The next paragraph begins:
Times were indeed so bad that even qualified specialists could not count on re-employment once they had been dismissed.Indeed! I have been reading of unemployed professionals - engineers and educators and more - that have been cut off from the business of their speciality for three years now. This is one reason why unemployment benefits have been extended, and this bit of largesse is - of course - under scrutiny by the conservative element.
Well, 99 weeks of benefits is a lot. Goes to show one how things really are here in Arcadia, I guess.
Kracauer picks up the thread with a discussion of Die Gräfin von Monte Christo (The Countess of Monte Cristo) of 1932, another UFA film. Brigitte Helm is cast as a film extra cast as a leading lady. While shooting at night, she drives her luxury car used in the film to a real de luxe hotel, where she is treated royally because of her impressive luggage emblazoned with "Countess of Monte Cristo".

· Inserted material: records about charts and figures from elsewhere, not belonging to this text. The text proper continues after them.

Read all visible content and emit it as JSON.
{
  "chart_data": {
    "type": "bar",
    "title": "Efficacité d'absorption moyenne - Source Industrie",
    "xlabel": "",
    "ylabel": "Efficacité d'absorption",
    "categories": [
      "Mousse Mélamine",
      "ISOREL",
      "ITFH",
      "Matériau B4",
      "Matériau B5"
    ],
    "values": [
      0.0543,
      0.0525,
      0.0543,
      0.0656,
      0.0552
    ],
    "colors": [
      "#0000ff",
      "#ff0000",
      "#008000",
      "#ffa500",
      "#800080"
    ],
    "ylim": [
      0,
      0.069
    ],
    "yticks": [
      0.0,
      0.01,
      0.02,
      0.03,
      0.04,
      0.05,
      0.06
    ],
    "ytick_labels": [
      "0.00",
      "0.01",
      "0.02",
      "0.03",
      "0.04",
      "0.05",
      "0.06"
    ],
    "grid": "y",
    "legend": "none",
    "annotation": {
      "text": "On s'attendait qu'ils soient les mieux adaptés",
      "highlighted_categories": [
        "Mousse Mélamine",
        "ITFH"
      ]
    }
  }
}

Things happen, and eventually she is found out. With a flair for publicity, the film company soothes over things with the hotel and turns the escapade into a great front-page story which is good for everyone involved: the film is on everyone's lips and she gets a good contract.
So ends that story,
...proving conclusively what all these screens opiates tended to demonstrate: thateveryday life itself is a fairy tale.Notice how that rings a bell: from fathers seeking to save sons who were supposedly blown away in rogue balloons to good looking people whose only aim in 2009 seemed to be to crash a White House dinner and gather notoriety from it to people exposing way too much on the interenet to flash mobs which have become so common that they are debased into looting zombie hordes.
It sounds so much like Reality TV, which itself is crudely and cheaply scripted, and is so remote from "reality" that when a member of the cast commits suicide, all references to such unpleasantness have to be removed from the film already shot... all this in order to maintain the diseased fairy tale illusion of our modern lives.